A NASA anunciou que cancelou uma estação espacial orbital planejada para acelerar seus planos de construir uma base lunar permanente na Lua “pouso por pouso e de forma incremental”.
Anunciada em 24 de março, a mudança de foco faz parte das estratégias de toda a agência para “alcançar apressadamente a Política Espacial Nacional do presidente Donald Trump e promover a liderança americana no espaço”, de acordo com a NASA.
A base lunar contará com três estações principais de acordo com a agência espacial, com uns relatados US$ 20 bilhões alocados para a causa nos próximos sete anos. Ele usará componentes do agora cancelado Lunar Gateway, uma estação orbital que foi projetada para apoiar missões lunares.
“A NASA está empenhada em alcançar o quase impossível mais uma vez, regressar à Lua antes do final do mandato do Presidente Trump, construir uma base lunar, estabelecer uma presença duradoura e fazer outras coisas necessárias para garantir a liderança americana no espaço”, disse o administrador da NASA, Jared Isaacman.
“Se concentrarmos os recursos extraordinários da NASA nos objectivos da Política Espacial Nacional, eliminarmos os obstáculos que impedem o progresso e libertarmos a força de trabalho e o poder industrial da nossa nação e dos nossos parceiros, então regressar à Lua e construir uma base parecerá pálido em comparação com o que seremos capazes de realizar nos próximos anos.”
“Estamos mudando para uma arquitetura focada e em fases”
Uma representação da base mostra astronautas caminhando na superfície da Lua. As cápsulas são posicionadas em grupos.
Painéis solares, caminhões, foguetes e sondas estão todos distribuídos ao redor da base, enquanto naves espaciais flutuam à distância.
Segundo a NASA, a base lunar será construída em três fases principais.
A primeira fase se concentrará na construção da frequência das missões e na entrega de rovers e utilidades, como geração de energia, para “construir, testar e aprender”.
A segunda fase centrar-se-á na criação de infra-estruturas «semi-habitáveis».

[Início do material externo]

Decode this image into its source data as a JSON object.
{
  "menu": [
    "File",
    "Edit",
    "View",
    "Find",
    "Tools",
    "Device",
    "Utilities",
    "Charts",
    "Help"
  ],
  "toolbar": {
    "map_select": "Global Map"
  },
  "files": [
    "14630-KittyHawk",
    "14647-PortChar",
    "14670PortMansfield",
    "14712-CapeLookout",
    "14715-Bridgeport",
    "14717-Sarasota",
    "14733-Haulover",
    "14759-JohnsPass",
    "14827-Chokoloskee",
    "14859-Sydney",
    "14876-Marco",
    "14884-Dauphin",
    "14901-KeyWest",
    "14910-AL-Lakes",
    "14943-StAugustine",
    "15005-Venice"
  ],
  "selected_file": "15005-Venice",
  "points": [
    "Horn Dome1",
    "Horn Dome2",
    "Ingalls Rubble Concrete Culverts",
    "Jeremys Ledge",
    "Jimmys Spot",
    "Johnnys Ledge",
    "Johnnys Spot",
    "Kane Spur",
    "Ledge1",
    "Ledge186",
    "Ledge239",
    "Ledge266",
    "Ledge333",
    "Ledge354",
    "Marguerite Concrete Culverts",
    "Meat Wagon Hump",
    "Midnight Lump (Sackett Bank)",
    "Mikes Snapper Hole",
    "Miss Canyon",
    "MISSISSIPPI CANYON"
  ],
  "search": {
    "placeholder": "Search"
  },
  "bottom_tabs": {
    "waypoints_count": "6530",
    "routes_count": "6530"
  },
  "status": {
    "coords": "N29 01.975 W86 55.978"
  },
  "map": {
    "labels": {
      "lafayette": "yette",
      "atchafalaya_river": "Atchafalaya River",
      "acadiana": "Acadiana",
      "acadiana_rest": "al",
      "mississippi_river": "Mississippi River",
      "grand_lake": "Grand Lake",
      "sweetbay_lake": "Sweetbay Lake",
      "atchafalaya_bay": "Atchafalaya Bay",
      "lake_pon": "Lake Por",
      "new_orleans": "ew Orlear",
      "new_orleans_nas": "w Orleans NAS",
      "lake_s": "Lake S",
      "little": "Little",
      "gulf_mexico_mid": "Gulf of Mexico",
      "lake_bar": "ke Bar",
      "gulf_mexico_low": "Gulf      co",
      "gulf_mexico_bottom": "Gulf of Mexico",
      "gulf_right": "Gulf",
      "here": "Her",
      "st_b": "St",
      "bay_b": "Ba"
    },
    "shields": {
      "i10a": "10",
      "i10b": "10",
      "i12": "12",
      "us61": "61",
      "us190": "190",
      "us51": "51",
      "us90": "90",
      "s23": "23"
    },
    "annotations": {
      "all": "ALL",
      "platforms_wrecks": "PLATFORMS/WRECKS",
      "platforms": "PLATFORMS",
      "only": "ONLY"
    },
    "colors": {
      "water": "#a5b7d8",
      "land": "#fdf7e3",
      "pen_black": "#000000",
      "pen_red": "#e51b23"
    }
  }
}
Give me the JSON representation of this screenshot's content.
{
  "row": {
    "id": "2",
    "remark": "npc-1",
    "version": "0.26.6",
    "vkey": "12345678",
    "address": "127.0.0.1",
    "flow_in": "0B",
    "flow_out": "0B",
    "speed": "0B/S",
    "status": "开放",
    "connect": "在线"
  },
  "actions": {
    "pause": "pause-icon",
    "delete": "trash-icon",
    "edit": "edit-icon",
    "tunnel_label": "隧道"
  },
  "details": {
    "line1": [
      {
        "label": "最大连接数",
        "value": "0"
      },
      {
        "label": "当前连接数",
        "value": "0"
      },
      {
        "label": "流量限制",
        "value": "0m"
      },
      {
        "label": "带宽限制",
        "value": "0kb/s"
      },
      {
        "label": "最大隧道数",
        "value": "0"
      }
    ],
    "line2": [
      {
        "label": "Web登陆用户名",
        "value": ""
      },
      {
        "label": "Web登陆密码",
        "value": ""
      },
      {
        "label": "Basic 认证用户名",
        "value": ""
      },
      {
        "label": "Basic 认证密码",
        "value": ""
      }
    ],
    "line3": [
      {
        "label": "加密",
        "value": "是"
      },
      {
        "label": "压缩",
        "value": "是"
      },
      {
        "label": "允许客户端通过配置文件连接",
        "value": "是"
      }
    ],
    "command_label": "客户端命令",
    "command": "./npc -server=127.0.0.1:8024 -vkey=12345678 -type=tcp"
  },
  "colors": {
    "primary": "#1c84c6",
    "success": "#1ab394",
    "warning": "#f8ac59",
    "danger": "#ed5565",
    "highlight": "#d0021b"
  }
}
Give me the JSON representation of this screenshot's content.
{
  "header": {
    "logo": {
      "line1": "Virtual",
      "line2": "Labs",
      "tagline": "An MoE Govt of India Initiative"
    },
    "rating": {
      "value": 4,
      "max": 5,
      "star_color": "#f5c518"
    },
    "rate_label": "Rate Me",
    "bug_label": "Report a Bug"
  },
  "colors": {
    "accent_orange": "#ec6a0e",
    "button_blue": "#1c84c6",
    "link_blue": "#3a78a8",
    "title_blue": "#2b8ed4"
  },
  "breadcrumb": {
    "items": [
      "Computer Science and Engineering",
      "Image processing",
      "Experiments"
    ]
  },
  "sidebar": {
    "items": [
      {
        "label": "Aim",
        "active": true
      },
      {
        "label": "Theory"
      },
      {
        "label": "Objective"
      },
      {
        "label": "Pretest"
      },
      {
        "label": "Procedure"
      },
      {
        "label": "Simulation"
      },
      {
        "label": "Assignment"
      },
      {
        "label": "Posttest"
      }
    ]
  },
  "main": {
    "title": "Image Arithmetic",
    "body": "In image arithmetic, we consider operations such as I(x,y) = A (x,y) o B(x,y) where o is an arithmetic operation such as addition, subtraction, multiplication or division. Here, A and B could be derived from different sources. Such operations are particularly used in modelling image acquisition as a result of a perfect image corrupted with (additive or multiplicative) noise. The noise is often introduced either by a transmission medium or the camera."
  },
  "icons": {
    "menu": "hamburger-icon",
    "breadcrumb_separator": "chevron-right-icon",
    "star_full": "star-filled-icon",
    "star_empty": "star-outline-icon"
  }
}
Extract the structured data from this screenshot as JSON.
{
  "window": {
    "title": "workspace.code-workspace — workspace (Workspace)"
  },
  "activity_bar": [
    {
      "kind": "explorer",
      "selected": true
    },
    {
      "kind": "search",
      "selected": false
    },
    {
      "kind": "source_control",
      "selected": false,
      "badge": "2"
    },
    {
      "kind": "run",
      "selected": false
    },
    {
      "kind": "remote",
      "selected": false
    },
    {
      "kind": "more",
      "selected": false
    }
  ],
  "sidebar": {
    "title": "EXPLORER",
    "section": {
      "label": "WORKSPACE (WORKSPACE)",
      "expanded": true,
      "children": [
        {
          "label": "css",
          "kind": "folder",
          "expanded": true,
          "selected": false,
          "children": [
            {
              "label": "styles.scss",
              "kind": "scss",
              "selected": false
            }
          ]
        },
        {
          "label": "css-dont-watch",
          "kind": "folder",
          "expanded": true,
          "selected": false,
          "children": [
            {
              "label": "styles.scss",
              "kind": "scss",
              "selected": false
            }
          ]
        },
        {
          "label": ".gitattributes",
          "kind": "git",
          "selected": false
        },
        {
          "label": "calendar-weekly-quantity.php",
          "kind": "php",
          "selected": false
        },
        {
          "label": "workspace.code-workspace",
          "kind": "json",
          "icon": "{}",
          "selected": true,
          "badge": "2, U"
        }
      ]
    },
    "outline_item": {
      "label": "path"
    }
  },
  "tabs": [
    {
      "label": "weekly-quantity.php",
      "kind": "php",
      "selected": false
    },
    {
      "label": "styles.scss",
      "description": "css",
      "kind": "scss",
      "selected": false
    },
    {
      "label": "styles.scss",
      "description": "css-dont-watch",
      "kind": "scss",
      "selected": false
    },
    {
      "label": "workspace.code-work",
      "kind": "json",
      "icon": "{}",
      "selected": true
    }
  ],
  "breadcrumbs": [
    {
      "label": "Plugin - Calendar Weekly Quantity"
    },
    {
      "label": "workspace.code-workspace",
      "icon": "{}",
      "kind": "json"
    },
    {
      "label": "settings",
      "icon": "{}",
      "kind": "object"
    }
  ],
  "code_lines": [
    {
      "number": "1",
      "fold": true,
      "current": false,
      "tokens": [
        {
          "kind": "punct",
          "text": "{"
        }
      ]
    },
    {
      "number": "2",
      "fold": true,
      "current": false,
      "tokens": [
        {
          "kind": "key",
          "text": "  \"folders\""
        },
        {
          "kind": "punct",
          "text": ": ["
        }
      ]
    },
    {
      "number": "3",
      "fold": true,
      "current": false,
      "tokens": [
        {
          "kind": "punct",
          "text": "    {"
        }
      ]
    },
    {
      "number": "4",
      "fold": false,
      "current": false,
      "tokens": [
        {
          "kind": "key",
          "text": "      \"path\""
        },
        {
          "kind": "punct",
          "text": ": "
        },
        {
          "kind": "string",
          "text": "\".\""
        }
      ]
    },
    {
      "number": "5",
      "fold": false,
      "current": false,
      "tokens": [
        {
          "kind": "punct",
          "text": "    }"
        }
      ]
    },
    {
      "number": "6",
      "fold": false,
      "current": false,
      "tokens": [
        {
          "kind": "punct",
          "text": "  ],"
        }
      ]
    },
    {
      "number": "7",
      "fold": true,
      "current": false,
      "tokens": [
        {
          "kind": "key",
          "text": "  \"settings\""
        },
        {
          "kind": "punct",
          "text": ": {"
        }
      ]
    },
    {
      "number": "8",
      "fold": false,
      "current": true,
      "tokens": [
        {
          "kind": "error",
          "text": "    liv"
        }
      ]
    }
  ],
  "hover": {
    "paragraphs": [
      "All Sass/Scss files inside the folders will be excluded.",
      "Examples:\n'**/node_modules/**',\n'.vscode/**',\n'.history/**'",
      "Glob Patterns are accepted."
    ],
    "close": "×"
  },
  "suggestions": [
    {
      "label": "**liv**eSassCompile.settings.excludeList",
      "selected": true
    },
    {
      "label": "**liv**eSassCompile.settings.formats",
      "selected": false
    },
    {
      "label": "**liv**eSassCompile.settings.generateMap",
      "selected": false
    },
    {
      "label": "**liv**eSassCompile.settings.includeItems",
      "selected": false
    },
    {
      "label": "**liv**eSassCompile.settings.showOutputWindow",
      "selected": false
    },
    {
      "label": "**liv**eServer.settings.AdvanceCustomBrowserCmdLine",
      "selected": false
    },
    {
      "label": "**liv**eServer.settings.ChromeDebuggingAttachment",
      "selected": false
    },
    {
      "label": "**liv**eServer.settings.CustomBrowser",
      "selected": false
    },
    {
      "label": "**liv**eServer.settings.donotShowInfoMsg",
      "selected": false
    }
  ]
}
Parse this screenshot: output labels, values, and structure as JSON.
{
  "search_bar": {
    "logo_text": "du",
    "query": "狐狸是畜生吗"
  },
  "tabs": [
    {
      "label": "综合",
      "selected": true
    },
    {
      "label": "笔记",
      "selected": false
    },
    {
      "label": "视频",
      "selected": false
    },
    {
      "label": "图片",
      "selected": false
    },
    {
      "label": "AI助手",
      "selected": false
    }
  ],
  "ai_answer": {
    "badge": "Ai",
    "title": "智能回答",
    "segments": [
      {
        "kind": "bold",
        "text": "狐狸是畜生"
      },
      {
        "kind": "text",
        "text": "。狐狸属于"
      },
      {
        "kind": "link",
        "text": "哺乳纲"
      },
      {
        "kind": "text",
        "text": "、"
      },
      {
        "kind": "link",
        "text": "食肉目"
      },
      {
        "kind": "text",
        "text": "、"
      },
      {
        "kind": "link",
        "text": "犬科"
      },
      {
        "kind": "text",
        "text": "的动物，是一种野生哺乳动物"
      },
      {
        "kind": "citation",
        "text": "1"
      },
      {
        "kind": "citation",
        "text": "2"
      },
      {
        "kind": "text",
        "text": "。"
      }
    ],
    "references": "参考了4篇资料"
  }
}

Finalmente, a terceira fase “fornecerá a infraestrutura mais pesada necessária para uma posição humana contínua na Lua”, segundo a NASA.
A iniciativa é amplamente apoiada pelo programa Artemis da organização, que se concentra no retorno dos humanos à Lua para habitação a longo prazo. A NASA disse que várias restrições às estratégias atuais mudaram sua abordagem para a missão, como a falta de testes intermediários “de um sobrevoo lunar para um pouso lunar”.
“Na Lua, estamos mudando para uma arquitetura focada e em fases que constrói capacidade de pouso por pouso, de forma incremental e em alinhamento com nossos parceiros industriais e internacionais”, disse o administrador associado da NASA, Amit Kshatriya.
Este plano atualizado prevê o retorno dos astronautas à superfície lunar no início de 2028, de acordo com o plano recentemente atualizado, denominado Ignição.
A NASA está atualmente planejando lançar a muito atrasada missão Artemis II, que foi projetada para realizar a primeira missão tripulada ao redor da Lua em mais de 50 anos.
Recentemente, Dezeen conversou com um dos projetistas da espaçonave Artemis II, bem como com a NASA, sobre seus objetivos de devolver os humanos à lua.
Presidente Trump liberado a garantia da superioridade espacial americana ordem executiva de dezembro de 2025, que detalha “liderar o mundo na exploração espacial e expandir o alcance humano e a presença americana”.
A China também é trabalhando para levar humanos à Lua até 2030o que está, em parte, alimentando uma “competição geopolítica” entre as duas nações, de acordo com Space.com.
Nos últimos anos, arquitetos e designers apresentaram propostas para edifícios lunares à medida que o espaço se torna lentamente comercializado e mais acessível a não-astronautas.
Essas propostas incluem uma torre solar gigante projetada pela Foster + Partners e estruturas lunares infláveis da SOM.